Stream of consciousness narrative of a man with no identifiable name reflecting on poignant moments of his life that have helped shape the person he has become. With the sort of subject matter we are dealing with it is clear that the author has experienced many traumatic experiences either personally or intimately in a second-hand nature. You must maintain a certain company or have a vivid imagination to come up with the complexities found within these pages. Disconnected, unforgiving, disquieting, psychological; these are qualities and the type of feel that I enjoy in books, but I felt that there were too many erroneous distractions impeding my desire to appreciate it in totality. You get the feeling that as a reader that enjoys the dreary, the unintentional humor, and the psychological dread, that in the end you are missing something. The writing and emotion is so on point, the reminiscences of the past give you glimpses as to why things are the way they are, but there is a glitch that has kept me from true acceptance; and from what I can gather about the author, he could care less. Fascinating read will remember this experience for a long time.
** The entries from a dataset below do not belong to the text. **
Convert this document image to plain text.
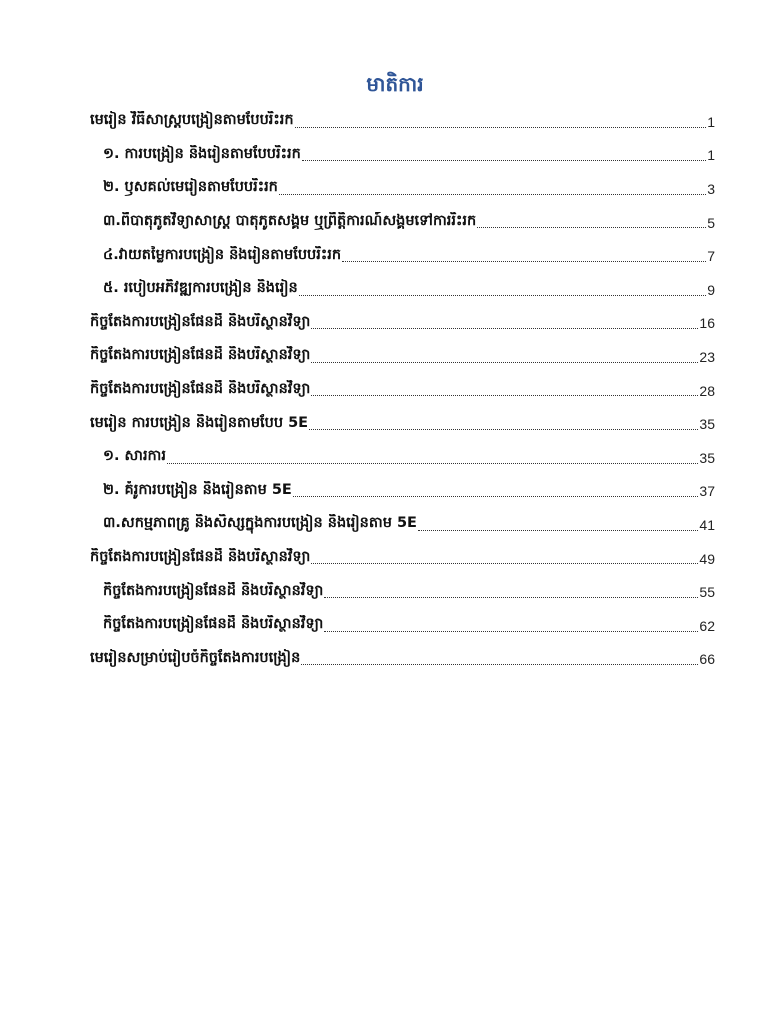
មាតិការ
មេរៀន វិធីសាស្រ្តបង្រៀនតាមបែបរិះរក	1
១. ការបង្រៀន និងរៀនតាមបែបរិះរក	1
២. ឫសគល់មេរៀនតាមបែបរិះរក	3
៣.ពីបាតុភូតវិទ្យាសាស្ត្រ បាតុភូតសង្គម ឬព្រឹត្តិការណ៍សង្គមទៅការរិះរក	5
៤.វាយតម្លៃការបង្រៀន និងរៀនតាមបែបរិះរក	7
៥. របៀបអភិវឌ្ឍការបង្រៀន និងរៀន	9
កិច្ចតែងការបង្រៀនផែនដី និងបរិស្ថានវិទ្យា	16
កិច្ចតែងការបង្រៀនផែនដី និងបរិស្ថានវិទ្យា	23
កិច្ចតែងការបង្រៀនផែនដី និងបរិស្ថានវិទ្យា	28
មេរៀន ការបង្រៀន និងរៀនតាមបែប 5E	35
១. សារការ	35
២. គំរូការបង្រៀន និងរៀនតាម 5E	37
៣.សកម្មភាពគ្រូ និងសិស្សក្នុងការបង្រៀន និងរៀនតាម 5E	41
កិច្ចតែងការបង្រៀនផែនដី និងបរិស្ថានវិទ្យា	49
កិច្ចតែងការបង្រៀនផែនដី និងបរិស្ថានវិទ្យា	55
កិច្ចតែងការបង្រៀនផែនដី និងបរិស្ថានវិទ្យា	62
មេរៀនសម្រាប់រៀបចំកិច្ចតែងការបង្រៀន	66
“Munich Airport is a blue airport, there is blue everywhere. The blue is a serious and efficient blue but also an ebullient blue, full of promise and optimism and reassurance, a blue that says, Everything will be on time, society is safe, planes become faster and faster and also burn cleaner and cleaner, are floors are bacteria-free, the sandwiches are fresh, only beautiful people fly, all destinations are beautiful, everybody is getting wealthier and taller, we are conquering are weaknesses, soon we will all be able to travel to space together. The blue is numinous, full of depth, somehow both spiritual and electromagnetic. And it is contained by a sober grey that you almost do not notice, a grey that says, The blue is where you want to go, but I am how you will get there.”